Leadership encompasses four fundamental principles: vision, motivation, navigation, and organization. But what does that mean? Are you a leader? Are any of us leaders? Or…are we all leaders? Do we not all have visions for ourselves, for our own futures? Do we not navigate the path towards that vision, plan our daily, weekly, and monthly goals towards that vision? When an obstacle slams its ugly head into the middle of our path, do we not try to regroup and rethink our strategy to circumvent the hindrance? Thus are we leading ourselves and is known as Leader of Self in the Leadership Pipeline.

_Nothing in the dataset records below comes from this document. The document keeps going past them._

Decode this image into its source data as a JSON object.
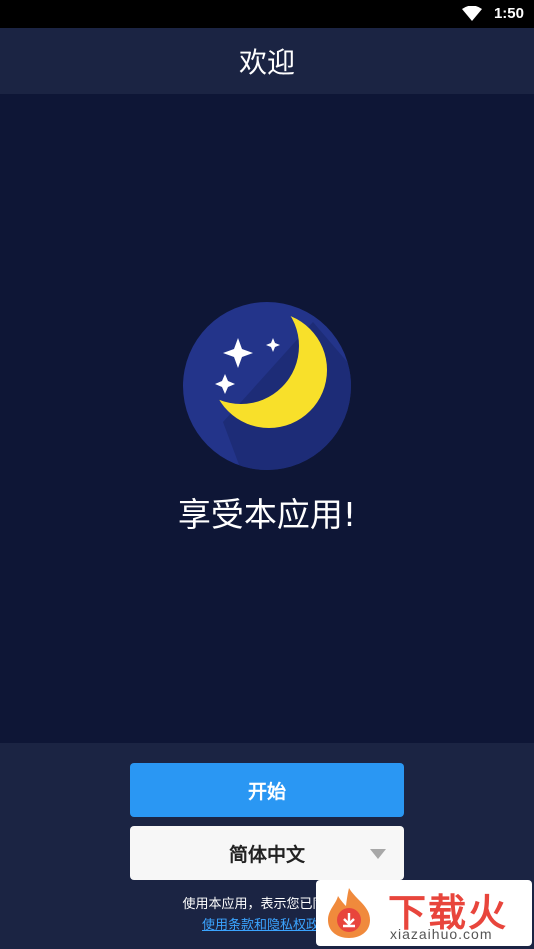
{
  "status": {
    "time": "1:50",
    "wifi_icon": "wifi-icon"
  },
  "header": {
    "title": "欢迎"
  },
  "main": {
    "logo_icon": "moon-stars-icon",
    "tagline": "享受本应用!"
  },
  "actions": {
    "start_label": "开始",
    "language": "简体中文",
    "language_icon": "chevron-down-icon"
  },
  "legal": {
    "notice": "使用本应用，表示您已同意其",
    "terms_link": "使用条款和隐私权政策"
  },
  "watermark": {
    "title": "下载火",
    "url": "xiazaihuo.com"
  },
  "colors": {
    "background": "#0e1636",
    "header": "#1b2443",
    "accent": "#2a97f3",
    "moon": "#f8e02a",
    "link": "#3ba4ff"
  }
}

Admittedly, this is on a very small and personal scale. Throw in other people and leading quickly becomes more complicated and convoluted. However, even when managing others, we still need to set the example by leading ourselves. Those above tenets still apply–now, we just merely need to practice them on a larger scale while helping others practice them for themselves on behalf of the team. We still see a vision, but it involves others. We still understand we need to get there, but the destination now relies on the efforts of others. We still have an outline of how to get there, but it depends on others.

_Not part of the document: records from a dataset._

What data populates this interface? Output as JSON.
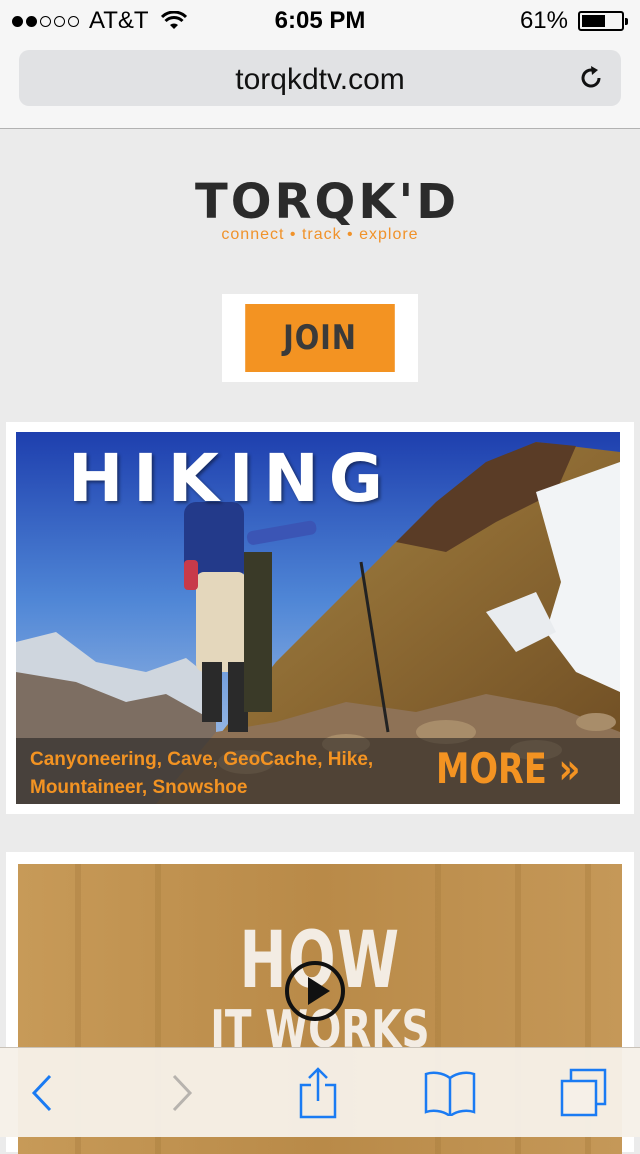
{
  "status_bar": {
    "carrier": "AT&T",
    "time": "6:05 PM",
    "battery": "61%",
    "battery_level": 0.61,
    "signal_bars_filled": 2,
    "signal_bars_total": 5
  },
  "address_bar": {
    "url": "torqkdtv.com"
  },
  "logo": {
    "name": "TORQK'D",
    "tagline": "connect • track • explore"
  },
  "join_button": {
    "label": "JOIN"
  },
  "hiking_card": {
    "title": "HIKING",
    "activities": "Canyoneering, Cave, GeoCache, Hike, Mountaineer, Snowshoe",
    "more_label": "MORE »"
  },
  "video_card": {
    "line1": "HOW",
    "line2": "IT WORKS"
  },
  "toolbar": {
    "icons": [
      "back-icon",
      "forward-icon",
      "share-icon",
      "bookmarks-icon",
      "tabs-icon"
    ]
  },
  "colors": {
    "accent_orange": "#f39322",
    "ios_blue": "#1a7bf3",
    "page_bg": "#ebebeb"
  }
}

Albeit a little trickier, we can still organize and rally others in a way that inspires. As the learning hub Mindtools observes, “leadership means different things to different people.” While we may be leaders of ourselves, it’s important to note that there exists a difference between elegant leadership and meager management. We tend to think of leaders as exuding charisma, boasting of personalities that inspire, archetypes of acute wit, reliability, and courage. All of those traits are but grandiose adornments to the aforementioned tenets, but even so, the difference is stark when imagining the image of a leader standing opposite a manager.

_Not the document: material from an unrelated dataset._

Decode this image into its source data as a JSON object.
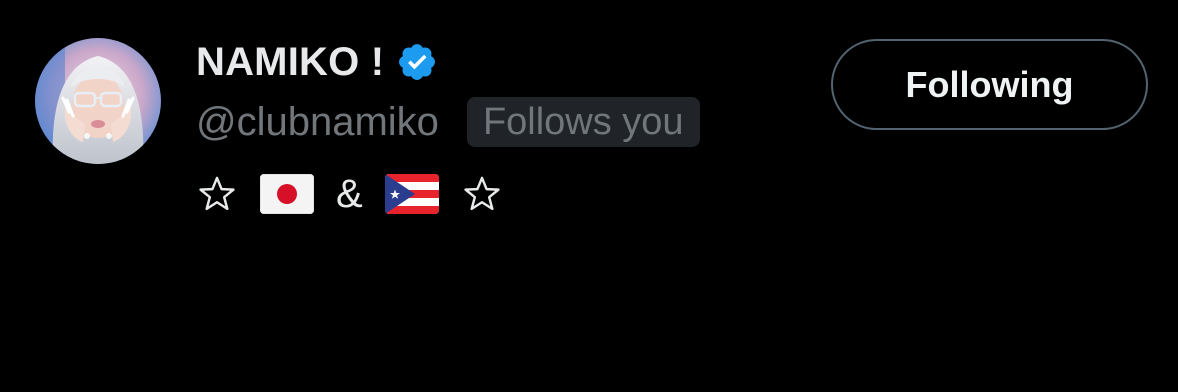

Managers might be able to navigate and organize, but not all managers have visions or the ability to motivate. We do not often think of managers as bursting with the same aura of a leader. They do not inspire us. They do not convince us of their vision. In fact, while a leader is synonymous with someone rallying people towards an enlightened cause, a manager is merely looked at as someone maintaining the status quo. Anyone can manage. In truth, any of us can also be leaders. All of us can be either. The difference is the effort that’s put in and how it inspires others.
Take a moment to reflect on what inspires you about great leadership. What would you want to be known for? It’s not enough to simply see the vision–it takes effort to learn how to be that inspiration for others. Putting effort into reaching vision is what truly inspires others, not just having the vision itself. Today, seek to be the best version of your vision of the perfect leader. Then, tomorrow, take a look around to see who was inspired to be their best vision of a leader. You might just find someone willing to put in the time and effort with you to reach new visionary heights.
“We all have dreams. But in order to make dreams come into reality, it takes an awful lot of determination, dedication, self-discipline, and effort.”